Stefano Folli su Repubblica del 2 gennaio, insiste sull’opportunità di salvare la “diarchia” (la convergenza tra le due presidenze, repubblica e governo), ma con l’attuale incedere del nostro Matteo, ci si avvicinerebbe piuttosto a una monarchia, (non il re ma un monopotere) in un’epoca in cui i partiti sono pressoché dissolti.
L’elezione del prossimo presidente della Repubblica si conferma più importante che nel nostro passato, anche perché Napoletano ha aperto in qualche modo la via al presidenzialismo. Eppure la stiamo affrontando con troppa leggerezza tanto da aprire la strada anche a un “tecnico” e,francamente, la “diarchia” di Renzi con un Presidente tecnico non incoraggia affatto. Il problema è serio, direi vitale, e sarebbe necessario aprire una discussione seria. Si tratta dell’avvenire del nostro paese.

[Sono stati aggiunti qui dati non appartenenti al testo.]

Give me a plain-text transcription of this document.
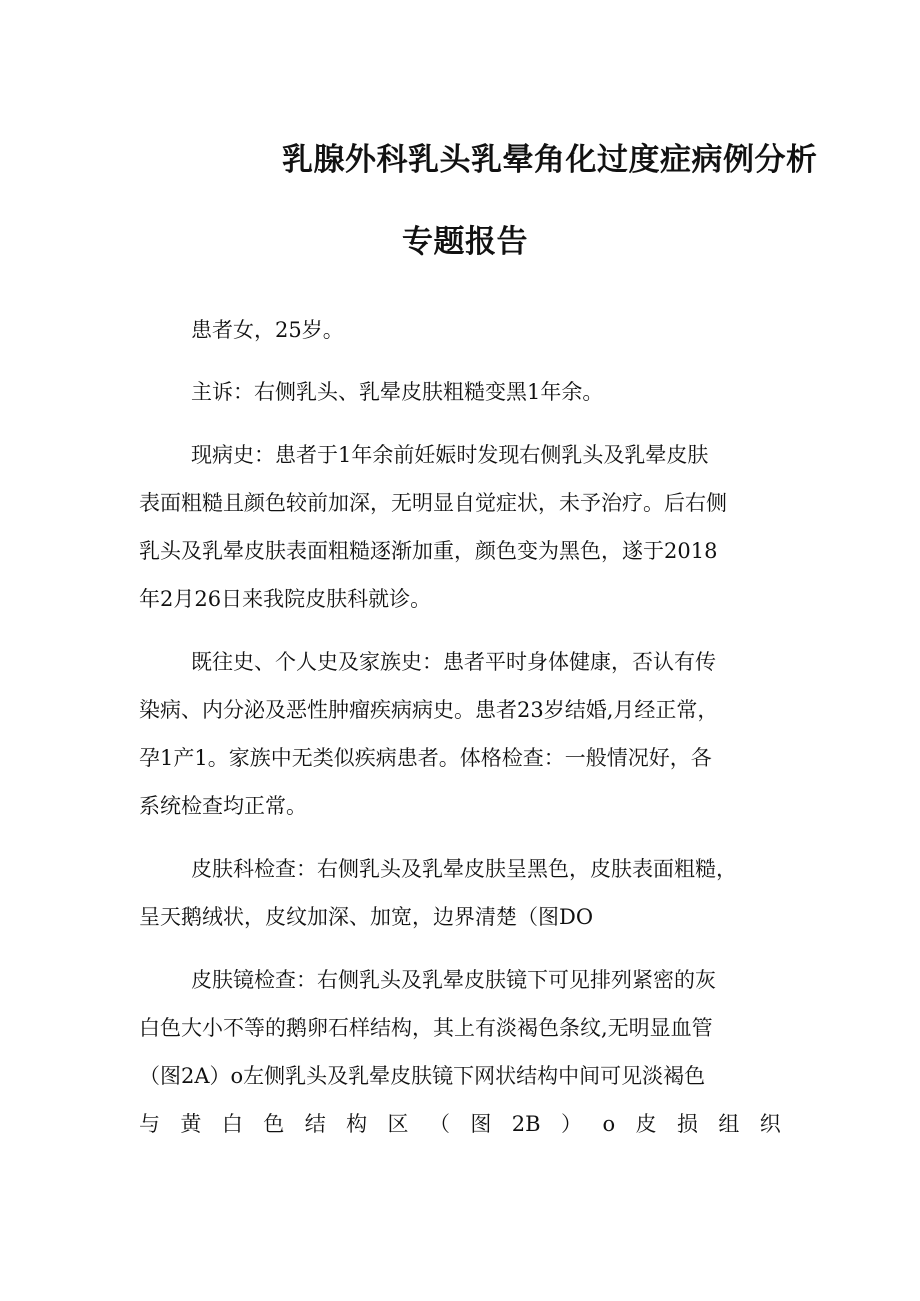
乳腺外科乳头乳晕角化过度症病例分析
专题报告
患者女，25岁。
主诉：右侧乳头、乳晕皮肤粗糙变黑1年余。
现病史：患者于1年余前妊娠时发现右侧乳头及乳晕皮肤
表面粗糙且颜色较前加深，无明显自觉症状，未予治疗。后右侧
乳头及乳晕皮肤表面粗糙逐渐加重，颜色变为黑色，遂于2018
年2月26日来我院皮肤科就诊。
既往史、个人史及家族史：患者平时身体健康，否认有传
染病、内分泌及恶性肿瘤疾病病史。患者23岁结婚,月经正常，
孕1产1。家族中无类似疾病患者。体格检查：一般情况好，各
系统检查均正常。
皮肤科检查：右侧乳头及乳晕皮肤呈黑色，皮肤表面粗糙，
呈天鹅绒状，皮纹加深、加宽，边界清楚（图DO
皮肤镜检查：右侧乳头及乳晕皮肤镜下可见排列紧密的灰
白色大小不等的鹅卵石样结构，其上有淡褐色条纹,无明显血管
（图2A）o左侧乳头及乳晕皮肤镜下网状结构中间可见淡褐色
与 黄 白 色 结 构 区 （ 图 2B ） o 皮 损 组 织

E, per questo, mi sento obbligato a fare un appello agli intellettuali (che ancora ci sono) e ai politici, alla stampa, perché si esca da questa fase di rassegnazione passiva, favorita dalla crisi economica dalla quale non si sta uscendo. La scelta e l’elezione del Presidente della Repubblica è decisiva per l’avvenire del nostro paese.
P.S.: Alcuni lettori sono stati un pò contrariati per i miei riferimenti a Mario Draghi in un precedente corsivo sul sito. Replico che non lo candidavo, ma, quando i tecnici sono venuti di moda, facevo il nome di un tecnico importante che, tra l’altro, è stato anche alla scuola di Federico Caffè.